States seeking second-round waivers will be notified of the U.S. Department of Education's decisions later this spring, which would give them time to turn their plans into reality by the start of the next school year. Given that the department approved all 11 applications from the first round—after requiring changes to each state's plan—it's likely that a significant number of the 27 applications from the second round will be approved.
Several large states are still sitting out the waiver process; they include California,
Pennsylvania, and Texas. States still can apply in a third round, in September.
California officials continue to object to many of the waiver requirements as being costly and unworkable, such as redoing the statewide accountability system at a time when new standards and tests are being developed.
Twenty-six additional states plus the District of Columbia have applied for waivers under the No Child Left Behind Act, which would free them from many of the core tenets of the decade-old accountability law. Last month, the U.S. Department of Education awarded a first round of waivers to 11 states.
Instead, California wants to design its own waiver freeing it from several of the NCLB law's biggest sanctions, including the requirements that struggling schools set aside money for supplemental education services, professional development, and transportation related to school choice. State schools Superintendent Tom Torlakson wants to have Title I funding for disadvantaged students made available for strategies more tailored to districts' and schools' individual needs.
California's pursuit of more direct flexibility is "the only avenue we could see that could bring us some immediate relief from the aspects of No Child Left Behind that are harming our schools," said Paul Hefner, a spokesman for the state department of education.
The California board of education, which has the final say on whether to seek a waiver, is expected to vote on the issue on March 7.
The federal Education Department has said there are only two options for states: following the law as it is, or applying through the formal waiver process. Federal officials wouldn't comment on California's plans.
Delivering on Pledges
With 11 states now freed from some parts of No Child Left Behind, the current version of the Elementary and Secondary Education Act, and 27 more applications in the pipeline, the Education Department has turned to an important part of the waiver process: holding states to their new accountability promises.

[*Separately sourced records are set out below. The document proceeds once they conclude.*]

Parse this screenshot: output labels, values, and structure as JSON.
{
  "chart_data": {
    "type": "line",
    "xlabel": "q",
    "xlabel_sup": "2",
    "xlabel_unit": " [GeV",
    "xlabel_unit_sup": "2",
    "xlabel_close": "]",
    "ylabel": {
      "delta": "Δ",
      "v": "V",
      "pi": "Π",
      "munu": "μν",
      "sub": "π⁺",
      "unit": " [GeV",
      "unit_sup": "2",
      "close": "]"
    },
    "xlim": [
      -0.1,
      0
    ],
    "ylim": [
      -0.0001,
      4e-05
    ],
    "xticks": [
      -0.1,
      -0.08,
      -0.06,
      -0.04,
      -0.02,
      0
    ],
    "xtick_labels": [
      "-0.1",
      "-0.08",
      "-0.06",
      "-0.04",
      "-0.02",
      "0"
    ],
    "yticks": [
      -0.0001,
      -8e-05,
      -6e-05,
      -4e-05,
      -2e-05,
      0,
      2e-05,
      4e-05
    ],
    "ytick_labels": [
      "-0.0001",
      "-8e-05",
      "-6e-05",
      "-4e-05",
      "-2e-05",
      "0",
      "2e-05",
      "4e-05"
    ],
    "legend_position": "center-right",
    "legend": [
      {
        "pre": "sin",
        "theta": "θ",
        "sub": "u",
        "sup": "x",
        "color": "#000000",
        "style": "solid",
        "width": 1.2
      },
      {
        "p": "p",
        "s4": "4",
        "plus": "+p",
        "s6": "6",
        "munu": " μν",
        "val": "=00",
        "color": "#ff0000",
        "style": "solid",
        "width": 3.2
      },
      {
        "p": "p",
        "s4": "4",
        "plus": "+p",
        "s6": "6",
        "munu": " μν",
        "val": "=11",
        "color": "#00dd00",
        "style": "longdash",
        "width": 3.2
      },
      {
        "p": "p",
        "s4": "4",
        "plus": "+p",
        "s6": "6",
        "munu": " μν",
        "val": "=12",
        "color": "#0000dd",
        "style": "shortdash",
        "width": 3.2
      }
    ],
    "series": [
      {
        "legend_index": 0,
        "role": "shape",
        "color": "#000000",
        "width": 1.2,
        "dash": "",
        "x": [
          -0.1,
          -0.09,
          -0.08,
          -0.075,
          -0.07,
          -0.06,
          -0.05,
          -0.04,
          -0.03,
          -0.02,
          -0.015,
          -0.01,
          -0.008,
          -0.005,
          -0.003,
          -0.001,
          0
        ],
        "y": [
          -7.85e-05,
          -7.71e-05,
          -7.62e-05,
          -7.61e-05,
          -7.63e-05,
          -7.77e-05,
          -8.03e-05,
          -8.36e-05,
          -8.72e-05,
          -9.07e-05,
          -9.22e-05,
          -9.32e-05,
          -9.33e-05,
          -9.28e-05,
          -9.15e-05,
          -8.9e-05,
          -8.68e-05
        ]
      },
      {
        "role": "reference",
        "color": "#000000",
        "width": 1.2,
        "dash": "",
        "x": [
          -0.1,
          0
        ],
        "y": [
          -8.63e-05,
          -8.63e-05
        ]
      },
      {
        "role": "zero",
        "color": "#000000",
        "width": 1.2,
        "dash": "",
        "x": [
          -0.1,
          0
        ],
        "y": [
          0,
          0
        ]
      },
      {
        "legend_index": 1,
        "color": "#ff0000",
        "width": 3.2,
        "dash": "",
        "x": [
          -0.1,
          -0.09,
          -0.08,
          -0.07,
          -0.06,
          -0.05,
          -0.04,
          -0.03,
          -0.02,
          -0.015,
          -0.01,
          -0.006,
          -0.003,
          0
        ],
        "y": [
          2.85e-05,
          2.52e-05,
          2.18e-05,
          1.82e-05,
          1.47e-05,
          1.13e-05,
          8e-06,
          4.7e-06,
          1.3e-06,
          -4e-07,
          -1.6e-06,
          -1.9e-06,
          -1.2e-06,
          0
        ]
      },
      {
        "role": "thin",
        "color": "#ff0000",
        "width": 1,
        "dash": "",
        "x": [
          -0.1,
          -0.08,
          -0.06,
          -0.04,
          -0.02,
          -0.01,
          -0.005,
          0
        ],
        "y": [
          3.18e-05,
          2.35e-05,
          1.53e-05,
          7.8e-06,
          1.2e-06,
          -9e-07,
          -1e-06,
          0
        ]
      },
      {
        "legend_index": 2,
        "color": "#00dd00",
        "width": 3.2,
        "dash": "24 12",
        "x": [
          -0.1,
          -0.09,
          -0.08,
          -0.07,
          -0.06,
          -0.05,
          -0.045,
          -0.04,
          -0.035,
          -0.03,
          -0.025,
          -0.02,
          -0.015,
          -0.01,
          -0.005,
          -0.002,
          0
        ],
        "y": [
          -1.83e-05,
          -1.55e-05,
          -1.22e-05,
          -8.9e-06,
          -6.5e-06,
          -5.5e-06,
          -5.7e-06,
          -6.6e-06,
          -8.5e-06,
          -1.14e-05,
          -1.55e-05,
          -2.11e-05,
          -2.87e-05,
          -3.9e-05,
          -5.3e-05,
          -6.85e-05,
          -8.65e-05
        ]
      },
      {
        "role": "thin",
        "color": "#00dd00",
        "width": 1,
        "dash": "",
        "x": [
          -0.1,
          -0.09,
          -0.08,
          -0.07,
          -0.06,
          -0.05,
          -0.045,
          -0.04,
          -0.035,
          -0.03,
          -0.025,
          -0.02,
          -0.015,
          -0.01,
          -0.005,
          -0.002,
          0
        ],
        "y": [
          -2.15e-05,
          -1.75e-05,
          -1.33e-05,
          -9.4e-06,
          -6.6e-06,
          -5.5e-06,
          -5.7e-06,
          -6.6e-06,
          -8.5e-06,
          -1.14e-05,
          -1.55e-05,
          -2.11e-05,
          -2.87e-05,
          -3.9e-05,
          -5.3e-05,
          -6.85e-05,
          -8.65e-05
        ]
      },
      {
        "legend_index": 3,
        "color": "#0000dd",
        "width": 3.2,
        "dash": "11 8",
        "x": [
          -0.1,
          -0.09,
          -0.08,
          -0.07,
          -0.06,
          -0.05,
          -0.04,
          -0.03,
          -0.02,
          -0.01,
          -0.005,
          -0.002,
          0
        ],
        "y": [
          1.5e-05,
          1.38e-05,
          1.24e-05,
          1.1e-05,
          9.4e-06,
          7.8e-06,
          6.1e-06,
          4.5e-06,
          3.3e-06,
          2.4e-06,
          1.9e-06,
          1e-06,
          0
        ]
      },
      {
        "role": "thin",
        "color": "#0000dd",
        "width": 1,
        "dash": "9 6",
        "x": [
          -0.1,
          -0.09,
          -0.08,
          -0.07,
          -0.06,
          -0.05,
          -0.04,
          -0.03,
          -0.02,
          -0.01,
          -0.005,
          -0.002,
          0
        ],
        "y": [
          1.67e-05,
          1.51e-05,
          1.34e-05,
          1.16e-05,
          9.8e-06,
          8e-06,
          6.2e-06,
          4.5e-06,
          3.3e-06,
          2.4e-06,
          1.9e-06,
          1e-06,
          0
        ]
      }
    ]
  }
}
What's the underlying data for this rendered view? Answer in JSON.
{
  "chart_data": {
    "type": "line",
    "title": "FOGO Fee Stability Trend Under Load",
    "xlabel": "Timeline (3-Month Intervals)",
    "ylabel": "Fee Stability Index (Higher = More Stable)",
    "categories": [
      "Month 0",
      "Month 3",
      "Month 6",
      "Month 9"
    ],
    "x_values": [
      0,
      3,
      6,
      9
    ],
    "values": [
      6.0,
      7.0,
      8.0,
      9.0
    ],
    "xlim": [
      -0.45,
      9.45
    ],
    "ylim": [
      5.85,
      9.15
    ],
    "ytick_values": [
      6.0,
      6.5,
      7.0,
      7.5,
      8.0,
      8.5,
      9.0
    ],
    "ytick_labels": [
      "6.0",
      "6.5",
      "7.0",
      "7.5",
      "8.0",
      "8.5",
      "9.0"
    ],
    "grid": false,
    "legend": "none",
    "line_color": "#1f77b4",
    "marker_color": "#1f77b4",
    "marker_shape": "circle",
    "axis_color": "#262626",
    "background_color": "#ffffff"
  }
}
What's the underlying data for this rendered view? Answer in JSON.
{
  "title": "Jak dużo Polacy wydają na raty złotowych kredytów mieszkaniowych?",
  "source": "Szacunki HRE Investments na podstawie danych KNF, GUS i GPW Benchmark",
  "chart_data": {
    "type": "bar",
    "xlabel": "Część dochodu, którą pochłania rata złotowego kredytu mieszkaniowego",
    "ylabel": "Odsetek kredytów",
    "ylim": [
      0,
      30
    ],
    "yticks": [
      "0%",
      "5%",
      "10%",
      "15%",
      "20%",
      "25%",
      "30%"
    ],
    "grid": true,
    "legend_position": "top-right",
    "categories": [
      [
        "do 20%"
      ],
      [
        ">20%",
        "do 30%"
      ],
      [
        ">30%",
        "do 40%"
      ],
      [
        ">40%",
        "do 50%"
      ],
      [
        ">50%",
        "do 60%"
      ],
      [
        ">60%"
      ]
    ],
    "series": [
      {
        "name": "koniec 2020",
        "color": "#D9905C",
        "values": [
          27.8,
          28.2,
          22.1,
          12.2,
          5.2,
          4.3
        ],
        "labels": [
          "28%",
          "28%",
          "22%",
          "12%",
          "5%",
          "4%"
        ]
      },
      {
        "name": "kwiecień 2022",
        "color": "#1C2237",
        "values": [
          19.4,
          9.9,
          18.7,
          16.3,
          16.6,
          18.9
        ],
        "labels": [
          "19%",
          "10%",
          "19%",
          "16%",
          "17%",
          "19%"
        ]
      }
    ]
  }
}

The department has issued implementation letters that vary slightly by state and convey some important messages.
Accountability for individual subgroups of students, such as members of racial and ethnic minorities and students learning English, was a significant point of contention for states, federal officials, and civil rights groups, and it will be a chief focus of monitoring for the department.
In implementation letters to most of the 11 first-round states, the department said it would make sure the states provide "transparency" around subgroup performance—especially in states that are using a new so-called "super-subgroup," which typically lumps together smaller groups of students deemed at risk academically.
But the department also indicated it will be scrutinizing how Tennessee approves new "annual measurable objectives," or AMOs, and how New Jersey and Georgia are implementing their new, not-yet-final grading systems.
While waiver states are no longer required to offer tutoring and choice as under the NCLB law, the department has made clear that under a section of the law that hasn't been waived, districts have to allow students to stay in a public school of choice through that school's highest grade. States still are encouraged, though not required, to provide transportation to those schools.
The department also emphasized that it wants states to continue to consult with stakeholders, notably teachers' unions, as they implement their plans. If a state or a "significant number" of its school districts fail to implement the plan or file required reports, the department has reiterated that it will revoke a waiver.
Federal monitoring will begin before the start of the 2012-13 school year.
"We don't think states overcommitted in their plans. And we think states should be held to their applications," said Chris Minnich, the senior membership director for the Council of Chief State School Officers. "I think the states are welcoming this interaction."